Top Republicans to SEC: Shift Resources to ‘Immediately’ Boost Advisor Exams
Hensarling and Garrett tell SEC Chief White to inform them by Dec. 5 how the agency plans to reallocate resources, consider possible third-party exams
Two top Republicans on the House Financial Services Committee told Securities and Exchange Commission Chairwoman Mary Jo White in a recent letter to reallocate resources to “immediately” boost the number of investment advisor exams because allowing the SEC to collect user fees from advisors to achieve this same goal is too costly.
In their Nov. 24 letter to White, Committee Chairman Jeb Hensarling, R-Texas, and Rep. Scott Garrett, R-N.J., chairman of the committee’s Capital Markets Subcommittee, said that user fees “will impose significant new costs” on RIAs and that those “added costs will be passed along to their customers in the form of higher advisory fees.”
User fees, the two lawmakers say—who both will resume their current positions in the new Congress—could also have a “disproportionate impact on small and mid-sized” RIAs, making it more difficult to compete with larger firms.
“Increasing costs for small businesses and retail investors and curtailing access to investment advice will directly undermine the SEC’s statutory mission to protect investors, maintain fair, orderly, and efficient markets and facilitate capital formation,” the two lawmakers said.
What’s more, the two argue that authorizing the SEC to collect user fees would require the agency to hire “hundreds of additional examiners and enforcement lawyers, with six-figure salaries,” which will also increase costs.
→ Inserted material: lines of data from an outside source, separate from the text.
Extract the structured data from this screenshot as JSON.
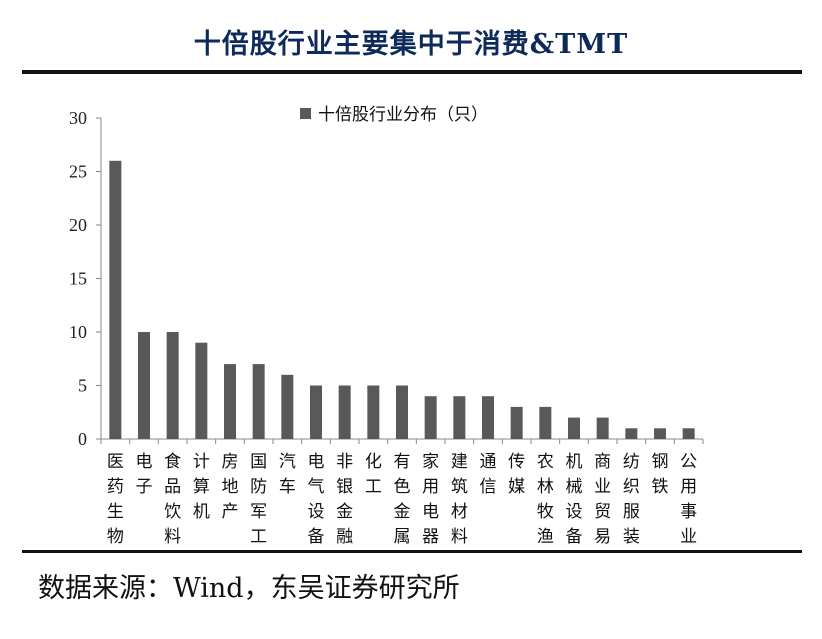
{
  "title": "十倍股行业主要集中于消费&TMT",
  "source": "数据来源：Wind，东吴证券研究所",
  "chart_data": {
    "type": "bar",
    "categories": [
      "医药生物",
      "电子",
      "食品饮料",
      "计算机",
      "房地产",
      "国防军工",
      "汽车",
      "电气设备",
      "非银金融",
      "化工",
      "有色金属",
      "家用电器",
      "建筑材料",
      "通信",
      "传媒",
      "农林牧渔",
      "机械设备",
      "商业贸易",
      "纺织服装",
      "钢铁",
      "公用事业"
    ],
    "series": [
      {
        "name": "十倍股行业分布（只）",
        "values": [
          26,
          10,
          10,
          9,
          7,
          7,
          6,
          5,
          5,
          5,
          5,
          4,
          4,
          4,
          3,
          3,
          2,
          2,
          1,
          1,
          1
        ]
      }
    ],
    "yticks": [
      0,
      5,
      10,
      15,
      20,
      25,
      30
    ],
    "ylim": [
      0,
      30
    ],
    "bar_color": "#595959",
    "grid": false,
    "legend": "top-center"
  }
}
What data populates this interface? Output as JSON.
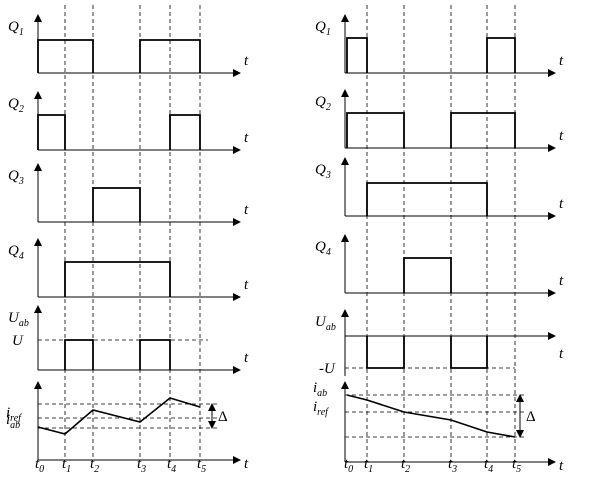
{
  "left": {
    "panels": [
      {
        "symbol": "Q",
        "subscript": "1"
      },
      {
        "symbol": "Q",
        "subscript": "2"
      },
      {
        "symbol": "Q",
        "subscript": "3"
      },
      {
        "symbol": "Q",
        "subscript": "4"
      },
      {
        "symbol": "U",
        "subscript": "ab"
      }
    ],
    "axis_label": "t",
    "level": "U",
    "current": {
      "symbol": "i",
      "subscript": "ab"
    },
    "reference": {
      "symbol": "i",
      "subscript": "ref"
    },
    "delta": "Δ",
    "times": [
      {
        "symbol": "t",
        "subscript": "0"
      },
      {
        "symbol": "t",
        "subscript": "1"
      },
      {
        "symbol": "t",
        "subscript": "2"
      },
      {
        "symbol": "t",
        "subscript": "3"
      },
      {
        "symbol": "t",
        "subscript": "4"
      },
      {
        "symbol": "t",
        "subscript": "5"
      }
    ]
  },
  "right": {
    "panels": [
      {
        "symbol": "Q",
        "subscript": "1"
      },
      {
        "symbol": "Q",
        "subscript": "2"
      },
      {
        "symbol": "Q",
        "subscript": "3"
      },
      {
        "symbol": "Q",
        "subscript": "4"
      },
      {
        "symbol": "U",
        "subscript": "ab"
      }
    ],
    "axis_label": "t",
    "level": "-U",
    "current": {
      "symbol": "i",
      "subscript": "ab"
    },
    "reference": {
      "symbol": "i",
      "subscript": "ref"
    },
    "delta": "Δ",
    "times": [
      {
        "symbol": "t",
        "subscript": "0"
      },
      {
        "symbol": "t",
        "subscript": "1"
      },
      {
        "symbol": "t",
        "subscript": "2"
      },
      {
        "symbol": "t",
        "subscript": "3"
      },
      {
        "symbol": "t",
        "subscript": "4"
      },
      {
        "symbol": "t",
        "subscript": "5"
      }
    ]
  }
}
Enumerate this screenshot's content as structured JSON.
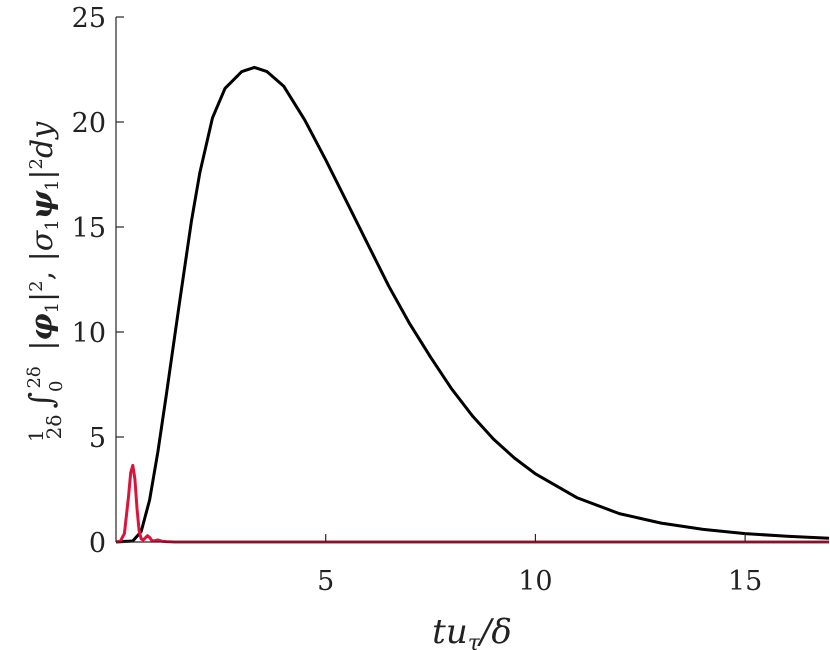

The solution, Hensarling and Garrett write, is for the SEC to reallocate existing agency resources “to immediately increase the amount” of RIA exams. The two cite their Sept. 2013 request that the SEC redirect resources its using to protect “millionaire and billionaire” investors in private funds and to shift “more responsibility” for broker-dealer exams to the Financial Industry Regulatory Authority.